Ah, si le sport français n’avait que des Lavillenie ou des Zlatan…

lavillenieAujourd’hui je voulais parler uniquement de Renaud Lavillenie, mais j’observe que depuis son exploit mon blog recense un nombre de visites élevés à propos de l’article intitulé Mekhissi et Lavillenie ne se lassent pas d’être des héros (2) et d’un autre que j’avais écrit au moment de la mort de Pierre Quinon, Le saut à la perche a perdu un de ses plus beaux champions. Je n’ai pas grand-chose à rajouter de plus par rapport à ces deux articles, sauf que notre merveilleux perchiste, champion olympique en 2012 à Londres, est aujourd’hui recordman du monde en salle avec 6,16m, donc recordman du monde tout court puisque ce record vaut aussi pour le plein air. Un record qui était détenu, depuis février 1993, par le plus grand perchiste de l’histoire, l’Ukrainien Sergueï Bubka. Un record aussi qui avait déjà été battu à Donetsk (6.15m), et qui n’avait jamais été approché depuis cette date (on n’avait jamais fait mieux que 6.05m avant Lavillenie).

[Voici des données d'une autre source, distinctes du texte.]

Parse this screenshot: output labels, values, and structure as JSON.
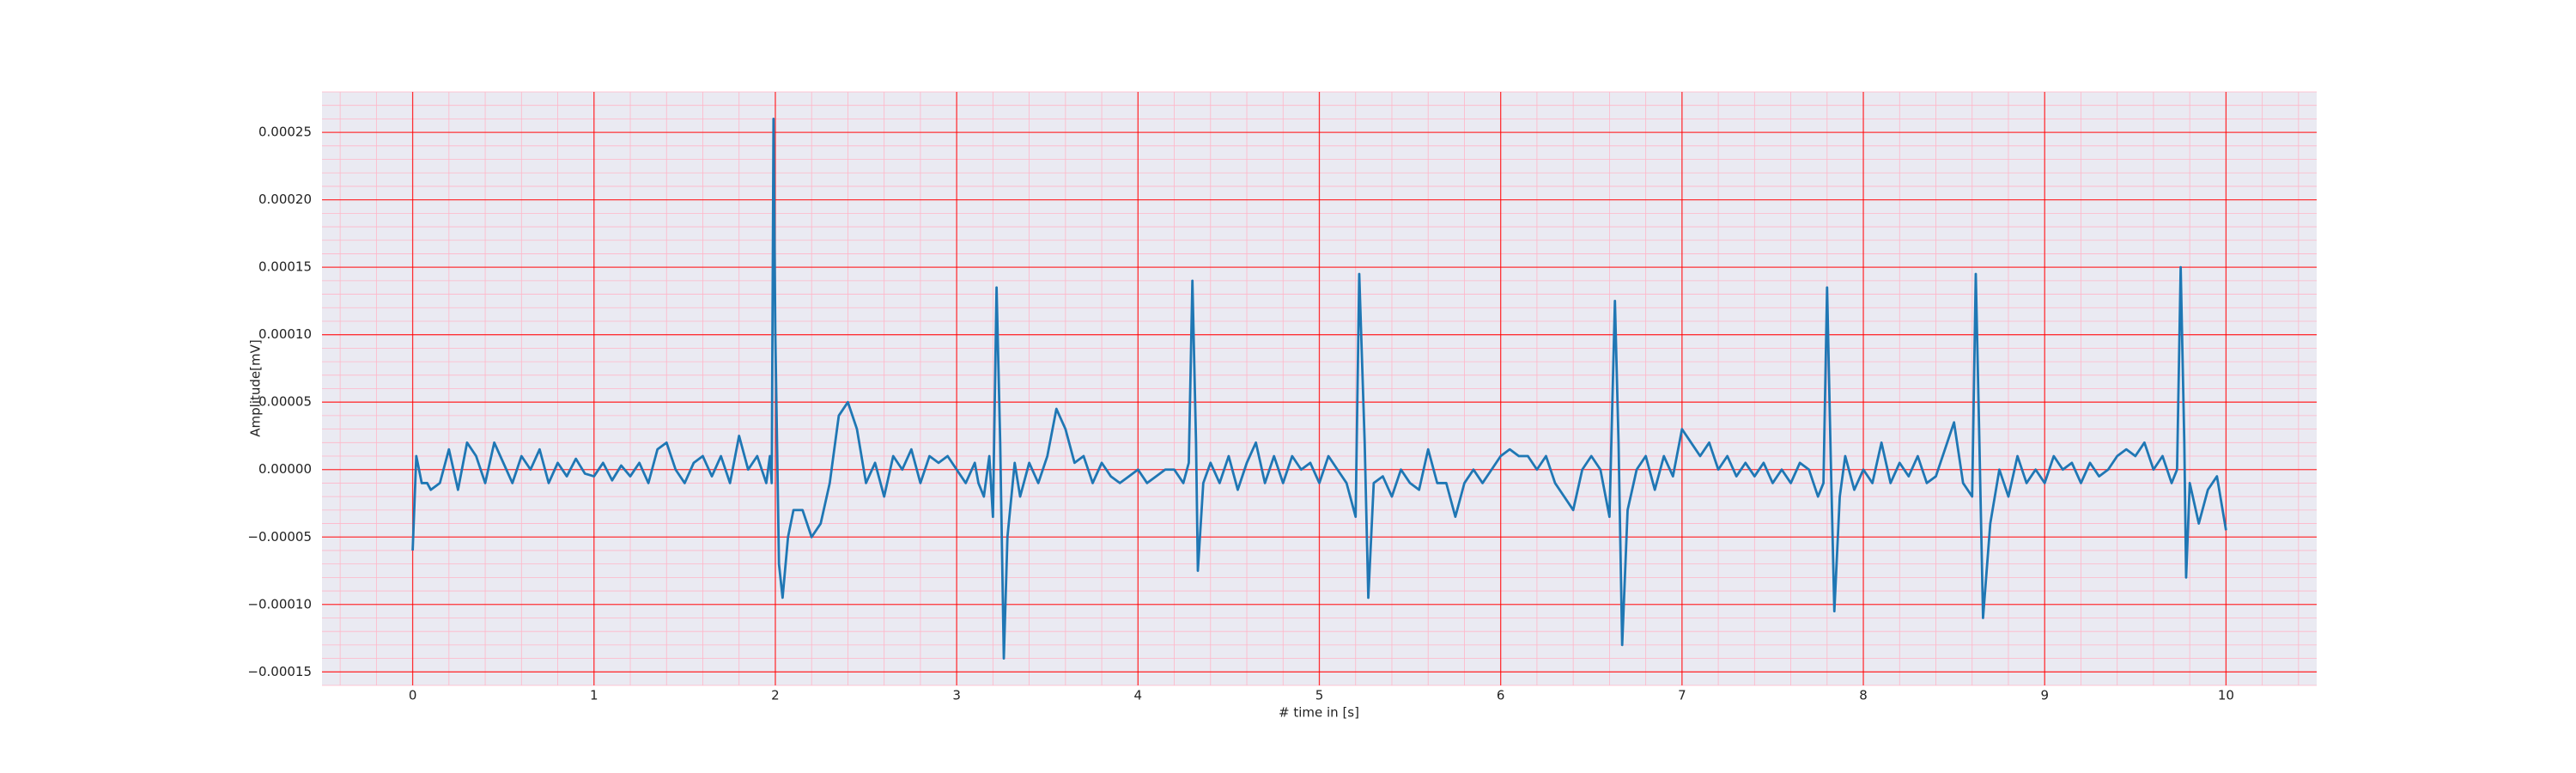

Néanmoins si l’on mesure encore un peu plus la portée de l’exploit réalisé par Renaud Lavillenie à travers ce record, il est encore loin d’avoir réellement dépassé le maître Bubka, du moins pour la trace que ce dernier a laissé dans l’histoire. En effet, à ce jour notre perchiste a franchi à 7 reprises plus de 6m (comme Tarasov, Hartwig et Gatauline), alors que Bubka s’est élevé 44 fois au dessus de cette barre mythique, qui fait irrésistiblement penser aux 4mn sur le mile (dans les années 50) ou aux 10s au chronométrage électrique sur 100m (1968). Depuis ces époques on a certes fait beaucoup mieux, mais Bannister ou Jim Hines resteront à jamais les premiers hommes à avoir franchi ces limites à priori jugées infranchissables il y a quelques décennies. Cela dit, je suis persuadé pour avoir vu à de multiples reprises le saut de Lavillenie, qu’il peut passer dès cet été 6.20m ou un peu plus si les conditions météo sont favorables.

En tout cas, à cette hauteur, il planera encore davantage sur le saut à la perche qu’il ne l’a fait par le passé, même si depuis 2007 il est incontestablement le meilleur perchiste de la planète, ayant tout gagné ou presque à une ou plusieurs reprises. En fait il ne lui manque qu’un titre mondial en plein air que, curieusement, il n’est pas arrivé à décrocher, le laissant à des adversaires très loin de le valoir, le Polonais Pawel Wojciechowski dont c’est le seul titre de gloire, qui avait battu Lavillenie d’un petit centimètre en 2011 ou l’Allemand Raphael Holzdeppe qui l’emporta sur Lavillenie au nombre d’essais (5.89m pour les deux hommes) lors des derniers championnats du monde, et dont le record personnel est de 5.91m.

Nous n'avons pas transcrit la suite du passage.